Disclaimer: I am a slob but I’m nowhere as bad as the people discussed on this thread. The sensor that alerts me to clutter is not as sensitive as other people’s, but I do have one. And I’m anal about bathroom germs. For instance, I always take my shoes off when I walk into the bathroom.
I can understand how things get that way, you just get so lost and don’t see them building up. It’s easy to just leave it. Things got to second degree when I was younger after my parents divorced. Now it’s just really really cluttered… we don’t have bugs or mold or anything though.

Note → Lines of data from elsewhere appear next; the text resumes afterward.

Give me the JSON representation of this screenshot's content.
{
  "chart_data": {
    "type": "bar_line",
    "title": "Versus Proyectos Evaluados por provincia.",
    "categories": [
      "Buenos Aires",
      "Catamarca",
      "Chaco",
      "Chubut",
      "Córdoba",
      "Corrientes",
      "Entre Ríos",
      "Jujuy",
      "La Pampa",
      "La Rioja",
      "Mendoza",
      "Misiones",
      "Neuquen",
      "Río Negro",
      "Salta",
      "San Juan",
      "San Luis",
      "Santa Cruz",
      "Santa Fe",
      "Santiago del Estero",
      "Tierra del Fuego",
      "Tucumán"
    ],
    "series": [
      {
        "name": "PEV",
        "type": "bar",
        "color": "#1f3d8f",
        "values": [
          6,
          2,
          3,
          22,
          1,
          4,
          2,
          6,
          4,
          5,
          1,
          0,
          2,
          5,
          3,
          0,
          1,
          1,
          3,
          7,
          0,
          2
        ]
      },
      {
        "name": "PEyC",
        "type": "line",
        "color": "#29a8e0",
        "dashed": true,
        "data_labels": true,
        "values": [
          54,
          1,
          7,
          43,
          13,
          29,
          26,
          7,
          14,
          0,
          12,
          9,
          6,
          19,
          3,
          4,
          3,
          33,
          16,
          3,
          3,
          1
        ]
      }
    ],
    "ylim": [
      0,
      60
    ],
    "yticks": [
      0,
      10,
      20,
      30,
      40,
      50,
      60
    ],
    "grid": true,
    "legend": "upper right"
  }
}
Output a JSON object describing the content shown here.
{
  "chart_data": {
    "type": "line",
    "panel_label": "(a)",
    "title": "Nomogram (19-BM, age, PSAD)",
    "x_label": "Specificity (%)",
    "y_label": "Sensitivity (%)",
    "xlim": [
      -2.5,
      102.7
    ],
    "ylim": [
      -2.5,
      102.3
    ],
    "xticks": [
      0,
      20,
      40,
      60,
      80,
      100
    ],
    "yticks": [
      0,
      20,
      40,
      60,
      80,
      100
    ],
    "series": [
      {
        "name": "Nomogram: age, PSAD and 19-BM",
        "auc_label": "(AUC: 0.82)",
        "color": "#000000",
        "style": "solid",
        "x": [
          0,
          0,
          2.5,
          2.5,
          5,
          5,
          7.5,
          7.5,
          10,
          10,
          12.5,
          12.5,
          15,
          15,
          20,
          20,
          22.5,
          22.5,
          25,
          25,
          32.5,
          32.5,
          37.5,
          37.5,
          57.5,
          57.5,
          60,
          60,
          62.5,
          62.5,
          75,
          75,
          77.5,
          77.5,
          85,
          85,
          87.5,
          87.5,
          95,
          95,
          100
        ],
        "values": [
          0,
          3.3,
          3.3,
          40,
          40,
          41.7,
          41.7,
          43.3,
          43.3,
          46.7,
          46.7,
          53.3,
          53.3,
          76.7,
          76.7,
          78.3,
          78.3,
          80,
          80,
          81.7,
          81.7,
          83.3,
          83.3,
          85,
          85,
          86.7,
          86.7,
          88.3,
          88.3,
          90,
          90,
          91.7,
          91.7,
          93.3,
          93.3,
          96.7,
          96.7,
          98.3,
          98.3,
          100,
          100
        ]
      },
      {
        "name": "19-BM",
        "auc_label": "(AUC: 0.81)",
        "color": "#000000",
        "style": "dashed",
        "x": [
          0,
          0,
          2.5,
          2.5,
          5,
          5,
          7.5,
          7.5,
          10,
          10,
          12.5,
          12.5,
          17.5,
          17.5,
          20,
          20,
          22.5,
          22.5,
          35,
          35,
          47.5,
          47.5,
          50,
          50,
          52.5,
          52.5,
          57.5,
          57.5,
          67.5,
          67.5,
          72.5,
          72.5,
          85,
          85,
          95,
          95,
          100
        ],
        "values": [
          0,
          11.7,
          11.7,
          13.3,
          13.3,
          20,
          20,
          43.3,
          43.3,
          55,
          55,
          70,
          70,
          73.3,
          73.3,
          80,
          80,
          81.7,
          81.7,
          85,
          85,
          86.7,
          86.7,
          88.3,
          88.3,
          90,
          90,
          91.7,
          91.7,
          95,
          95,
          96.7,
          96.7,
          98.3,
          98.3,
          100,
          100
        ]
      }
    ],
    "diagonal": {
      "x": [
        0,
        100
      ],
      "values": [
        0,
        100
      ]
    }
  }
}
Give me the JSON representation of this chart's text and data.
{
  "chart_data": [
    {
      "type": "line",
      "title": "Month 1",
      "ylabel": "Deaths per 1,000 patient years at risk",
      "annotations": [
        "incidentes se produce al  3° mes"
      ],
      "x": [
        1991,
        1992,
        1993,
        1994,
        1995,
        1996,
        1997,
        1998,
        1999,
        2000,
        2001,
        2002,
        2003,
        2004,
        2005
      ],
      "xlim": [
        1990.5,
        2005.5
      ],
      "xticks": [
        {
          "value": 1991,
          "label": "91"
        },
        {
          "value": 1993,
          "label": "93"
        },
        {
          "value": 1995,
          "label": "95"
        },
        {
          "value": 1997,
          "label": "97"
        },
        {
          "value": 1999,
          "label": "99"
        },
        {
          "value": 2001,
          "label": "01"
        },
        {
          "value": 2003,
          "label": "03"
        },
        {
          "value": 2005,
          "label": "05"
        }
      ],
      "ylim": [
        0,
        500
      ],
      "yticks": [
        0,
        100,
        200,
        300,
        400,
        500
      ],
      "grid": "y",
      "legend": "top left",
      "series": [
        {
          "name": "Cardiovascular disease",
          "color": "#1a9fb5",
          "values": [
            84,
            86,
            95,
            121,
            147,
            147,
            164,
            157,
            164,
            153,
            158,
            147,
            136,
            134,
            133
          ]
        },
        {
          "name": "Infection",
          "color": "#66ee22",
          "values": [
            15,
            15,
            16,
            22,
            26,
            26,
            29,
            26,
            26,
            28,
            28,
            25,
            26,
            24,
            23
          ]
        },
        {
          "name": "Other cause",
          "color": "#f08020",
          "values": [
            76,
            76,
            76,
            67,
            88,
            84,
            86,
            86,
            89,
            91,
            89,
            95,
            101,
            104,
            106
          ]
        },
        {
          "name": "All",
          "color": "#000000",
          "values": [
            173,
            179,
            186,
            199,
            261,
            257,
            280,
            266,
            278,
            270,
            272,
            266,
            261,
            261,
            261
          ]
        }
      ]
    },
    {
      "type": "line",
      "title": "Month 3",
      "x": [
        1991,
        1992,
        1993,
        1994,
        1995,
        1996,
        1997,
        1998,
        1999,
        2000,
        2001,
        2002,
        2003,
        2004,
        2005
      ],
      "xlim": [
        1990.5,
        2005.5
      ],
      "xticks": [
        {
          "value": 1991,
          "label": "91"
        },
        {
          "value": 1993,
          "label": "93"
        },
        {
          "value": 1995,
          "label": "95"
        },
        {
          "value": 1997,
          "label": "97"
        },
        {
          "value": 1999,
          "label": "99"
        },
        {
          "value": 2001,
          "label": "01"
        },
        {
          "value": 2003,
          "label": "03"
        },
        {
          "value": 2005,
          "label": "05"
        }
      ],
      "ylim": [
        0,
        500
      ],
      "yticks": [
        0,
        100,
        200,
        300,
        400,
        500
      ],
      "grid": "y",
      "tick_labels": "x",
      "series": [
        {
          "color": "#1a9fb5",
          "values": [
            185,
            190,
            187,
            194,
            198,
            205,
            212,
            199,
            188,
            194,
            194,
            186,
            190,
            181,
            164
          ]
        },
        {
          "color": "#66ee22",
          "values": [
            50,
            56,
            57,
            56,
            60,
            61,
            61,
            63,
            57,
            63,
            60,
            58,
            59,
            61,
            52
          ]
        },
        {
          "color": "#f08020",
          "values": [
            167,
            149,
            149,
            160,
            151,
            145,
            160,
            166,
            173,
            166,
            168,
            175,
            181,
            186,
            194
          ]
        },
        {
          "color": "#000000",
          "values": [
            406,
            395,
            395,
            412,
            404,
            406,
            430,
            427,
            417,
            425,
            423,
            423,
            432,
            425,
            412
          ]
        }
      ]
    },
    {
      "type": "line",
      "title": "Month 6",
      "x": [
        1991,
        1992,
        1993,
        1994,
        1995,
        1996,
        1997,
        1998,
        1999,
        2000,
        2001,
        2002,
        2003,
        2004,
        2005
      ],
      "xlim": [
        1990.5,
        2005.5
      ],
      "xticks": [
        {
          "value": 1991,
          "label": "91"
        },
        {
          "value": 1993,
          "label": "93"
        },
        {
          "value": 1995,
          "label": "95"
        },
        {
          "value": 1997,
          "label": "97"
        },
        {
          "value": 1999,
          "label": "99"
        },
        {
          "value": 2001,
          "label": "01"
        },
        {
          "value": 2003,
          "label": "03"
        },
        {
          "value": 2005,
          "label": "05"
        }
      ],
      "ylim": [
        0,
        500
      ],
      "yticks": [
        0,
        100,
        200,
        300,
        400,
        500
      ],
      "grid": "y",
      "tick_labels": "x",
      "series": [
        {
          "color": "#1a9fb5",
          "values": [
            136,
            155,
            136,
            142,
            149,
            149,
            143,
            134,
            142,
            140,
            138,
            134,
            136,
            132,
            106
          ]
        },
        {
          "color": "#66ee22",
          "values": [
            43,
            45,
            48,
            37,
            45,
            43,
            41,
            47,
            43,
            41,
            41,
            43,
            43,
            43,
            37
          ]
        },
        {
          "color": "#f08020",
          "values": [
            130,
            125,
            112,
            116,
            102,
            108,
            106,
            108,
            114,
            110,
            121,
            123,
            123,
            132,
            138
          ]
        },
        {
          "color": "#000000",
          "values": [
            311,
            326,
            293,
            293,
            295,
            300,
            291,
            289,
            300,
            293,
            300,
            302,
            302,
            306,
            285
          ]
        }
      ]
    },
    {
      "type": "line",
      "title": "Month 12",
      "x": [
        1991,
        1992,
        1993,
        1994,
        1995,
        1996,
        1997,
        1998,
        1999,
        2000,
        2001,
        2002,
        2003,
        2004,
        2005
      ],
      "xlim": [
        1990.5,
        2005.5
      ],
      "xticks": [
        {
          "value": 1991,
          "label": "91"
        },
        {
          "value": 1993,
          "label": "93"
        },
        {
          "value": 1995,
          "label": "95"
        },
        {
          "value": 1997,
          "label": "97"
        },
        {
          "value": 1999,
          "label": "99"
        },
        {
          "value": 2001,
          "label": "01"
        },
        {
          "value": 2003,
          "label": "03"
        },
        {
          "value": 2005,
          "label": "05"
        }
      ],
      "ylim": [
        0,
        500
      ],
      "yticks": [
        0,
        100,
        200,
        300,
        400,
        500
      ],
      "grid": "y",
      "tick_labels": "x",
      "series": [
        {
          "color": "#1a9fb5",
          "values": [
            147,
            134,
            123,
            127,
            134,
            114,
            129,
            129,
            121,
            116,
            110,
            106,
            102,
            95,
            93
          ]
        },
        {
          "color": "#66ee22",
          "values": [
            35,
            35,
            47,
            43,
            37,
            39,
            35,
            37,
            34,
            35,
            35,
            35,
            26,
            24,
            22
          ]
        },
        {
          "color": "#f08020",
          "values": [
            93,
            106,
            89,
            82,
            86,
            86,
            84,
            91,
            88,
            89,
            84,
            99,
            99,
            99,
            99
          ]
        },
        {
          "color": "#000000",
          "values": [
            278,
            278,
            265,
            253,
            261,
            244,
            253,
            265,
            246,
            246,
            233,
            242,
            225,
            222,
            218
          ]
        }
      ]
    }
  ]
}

Now if you’ll excuse me I have the urge to declutter some…
Yep, this thread is making me want to clean, too. I cleaned the stove and cleared off the cluttered counters yesterday (I hate cleaning the stove!).
UGH! I mean, I’m messy somewhat-I have a LOT of books and clutter, but sheesh-animal shit? I’m keeping the kitten in my room for the time being, and I immediately scoop out the box if she takes a dump. (Unfortunately, she has a habit of batting the litter out of her box, so it’s all over the carpet-I try to vacuum a few times a week, but you know how animals are).
Right now, my room is messy because I’ve had to put some stuff up out of her reach, but my room isn’t disgusting. Good god, these people have to be mentally ill, or something.
BTW, anyone else remember Anna Anderson, the woman who thought she was the Grand Duchess Anastasia? Her house was like that-wall to wall cat shit, animals everywhere, piled up trash, etc. If one of her cats died, she cremated it in the fireplace!
How about the famous Collyer brothers of the 1940’s? They were two old brothers, who turned into recluses…they had piled up newspapers in the NYC mansion, up to the height of the ceilings! In addition, the bedrooms were filled with junk that they dragged home from the street.
They dies horribly: one bother was crushed to death when a massive pile of old newspapers collapsed on him. The other brother (who was an invalid) starved to death ,waiting for his brother to return from food shopping.
Shows ya that being a pack rat can be hazardous!
One of my aunts lives like this. I think. It’s really hard for me to know, exactly, because I have never been to her house. My family is fairly close, and my aunt lives in the same Southern California town as another of my aunts, with whom my family often stays when when we go to visit (my own immediate family lives in Northern California). Despite the regular visits and the proximity to her own house, she has never once invited us to her house. It’s always been like this, so no one really even thinks about it anymore, but my adult cousin recently moved back in with her mother and when I saw her in August at a wedding, she described my aunt’s house in frightening terms.
I’m not a terrifically tidy person, but this thread has me feeling awfully good about my own cleaning habits.
The Collyer Brothers’ sad tale is told in the book Ghosty Men by Franz Lidz. Interesting but very, very sad.
Cluttering and hoarding are indeed OCDs and can be part of an OCD personality. There are quite a few chapters of Clutterers Anonymous around, but of course the affected people would have to be willing to go.